Role of an Absolutely Conserved Tryptophan Pair in the Extracellular Domain of Cys-Loop Receptors.

Author information

1
Department of Drug Design and Pharmacology, University of Copenhagen , Copenhagen 2100, Denmark.
2
Department of Biochemistry, University of Oxford , South Parks Road, Oxford OX1 3QU, United Kingdom.

Abstract

Cys-loop receptors mediate fast synaptic transmission in the nervous system, and their dysfunction is associated with a number of diseases.
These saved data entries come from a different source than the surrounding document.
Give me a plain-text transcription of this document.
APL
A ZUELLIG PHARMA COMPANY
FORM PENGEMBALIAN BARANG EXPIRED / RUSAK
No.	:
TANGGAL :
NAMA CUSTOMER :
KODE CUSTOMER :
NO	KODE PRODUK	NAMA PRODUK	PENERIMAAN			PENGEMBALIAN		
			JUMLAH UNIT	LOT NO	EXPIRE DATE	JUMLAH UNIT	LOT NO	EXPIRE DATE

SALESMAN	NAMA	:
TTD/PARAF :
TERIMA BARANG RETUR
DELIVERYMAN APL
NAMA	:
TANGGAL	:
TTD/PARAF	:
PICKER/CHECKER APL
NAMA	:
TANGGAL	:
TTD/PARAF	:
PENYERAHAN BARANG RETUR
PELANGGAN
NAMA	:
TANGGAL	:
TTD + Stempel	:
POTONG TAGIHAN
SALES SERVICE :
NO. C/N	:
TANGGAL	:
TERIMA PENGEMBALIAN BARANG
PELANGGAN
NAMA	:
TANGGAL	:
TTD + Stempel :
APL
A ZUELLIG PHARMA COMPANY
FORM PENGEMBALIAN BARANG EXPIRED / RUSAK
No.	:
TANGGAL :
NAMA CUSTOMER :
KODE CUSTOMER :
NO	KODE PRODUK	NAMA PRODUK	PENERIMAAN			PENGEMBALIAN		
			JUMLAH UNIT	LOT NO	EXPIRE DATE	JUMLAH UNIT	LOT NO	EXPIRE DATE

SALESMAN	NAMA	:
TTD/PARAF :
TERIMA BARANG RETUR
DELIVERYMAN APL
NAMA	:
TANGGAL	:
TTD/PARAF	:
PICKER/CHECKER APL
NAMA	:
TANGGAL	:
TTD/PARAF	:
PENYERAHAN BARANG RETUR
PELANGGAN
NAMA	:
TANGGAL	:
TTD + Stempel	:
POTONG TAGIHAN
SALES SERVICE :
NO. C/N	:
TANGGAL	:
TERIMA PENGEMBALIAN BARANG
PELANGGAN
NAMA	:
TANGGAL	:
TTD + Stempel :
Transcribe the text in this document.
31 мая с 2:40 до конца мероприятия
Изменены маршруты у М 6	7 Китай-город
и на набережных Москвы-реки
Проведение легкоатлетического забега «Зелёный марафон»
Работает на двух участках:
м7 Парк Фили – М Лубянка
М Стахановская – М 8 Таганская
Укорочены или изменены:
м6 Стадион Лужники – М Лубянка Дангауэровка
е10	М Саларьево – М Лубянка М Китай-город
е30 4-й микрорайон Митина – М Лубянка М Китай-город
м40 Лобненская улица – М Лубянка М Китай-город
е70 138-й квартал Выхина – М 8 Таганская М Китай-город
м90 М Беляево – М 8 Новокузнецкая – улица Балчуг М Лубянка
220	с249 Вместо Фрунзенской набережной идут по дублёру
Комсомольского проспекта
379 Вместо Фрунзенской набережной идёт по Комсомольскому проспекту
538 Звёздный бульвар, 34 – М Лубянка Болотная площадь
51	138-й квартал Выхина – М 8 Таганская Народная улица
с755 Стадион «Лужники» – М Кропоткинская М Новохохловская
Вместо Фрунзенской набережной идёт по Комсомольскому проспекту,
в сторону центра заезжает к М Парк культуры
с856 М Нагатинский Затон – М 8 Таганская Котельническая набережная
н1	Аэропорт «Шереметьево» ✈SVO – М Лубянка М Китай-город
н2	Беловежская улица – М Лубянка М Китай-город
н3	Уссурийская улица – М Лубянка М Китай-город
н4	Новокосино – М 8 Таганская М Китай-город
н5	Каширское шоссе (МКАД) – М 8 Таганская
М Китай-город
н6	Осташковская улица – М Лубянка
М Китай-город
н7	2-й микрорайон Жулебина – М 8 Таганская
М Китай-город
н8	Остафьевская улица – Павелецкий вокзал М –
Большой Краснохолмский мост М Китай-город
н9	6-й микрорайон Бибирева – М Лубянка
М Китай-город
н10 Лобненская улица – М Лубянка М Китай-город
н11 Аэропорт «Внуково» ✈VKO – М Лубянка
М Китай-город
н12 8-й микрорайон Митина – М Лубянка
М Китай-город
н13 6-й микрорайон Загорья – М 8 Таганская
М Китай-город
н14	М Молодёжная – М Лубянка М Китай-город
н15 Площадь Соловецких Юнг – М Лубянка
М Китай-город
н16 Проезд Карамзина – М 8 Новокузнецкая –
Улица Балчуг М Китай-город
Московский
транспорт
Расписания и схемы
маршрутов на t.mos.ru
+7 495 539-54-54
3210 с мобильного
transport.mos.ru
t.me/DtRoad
While some sequence variability is essential to ensure specific recognition of a chemically diverse set of ligands, other parts of the underlying amino acid sequences show a high degree of conservation, possibly to preserve the overall structural fold across the protein family. In this study, we focus on the only two absolutely conserved residues across the Cys-loop receptor family, two Trp side chains in the WXD motif of Loop D and in the WXPD motif of Loop A. Using a combination of conventional mutagenesis, unnatural amino acid incorporation, immunohistochemistry and MD simulations, we demonstrate the crucial contributions of these two Trp residues to receptor expression and function in two prototypical Cys-loop receptors, the anion-selective GlyR α1 and the cation-selective nAChR α7. Specifically, our results rule out possible electrostatic contributions of these Trp side chains and instead suggest that the overall size and shape of this aromatic pair is required in stabilizing the Cys-loop receptor extracellular domain.

KEYWORDS:

Cys-loop receptors; glycine receptor; nicotinic acetylcholine receptor; structure−function; tryptophan cluster; unnatural amino acids

PMID:
26764897
DOI:
10.1021/acschemneuro.5b00298
[Indexed for MEDLINE]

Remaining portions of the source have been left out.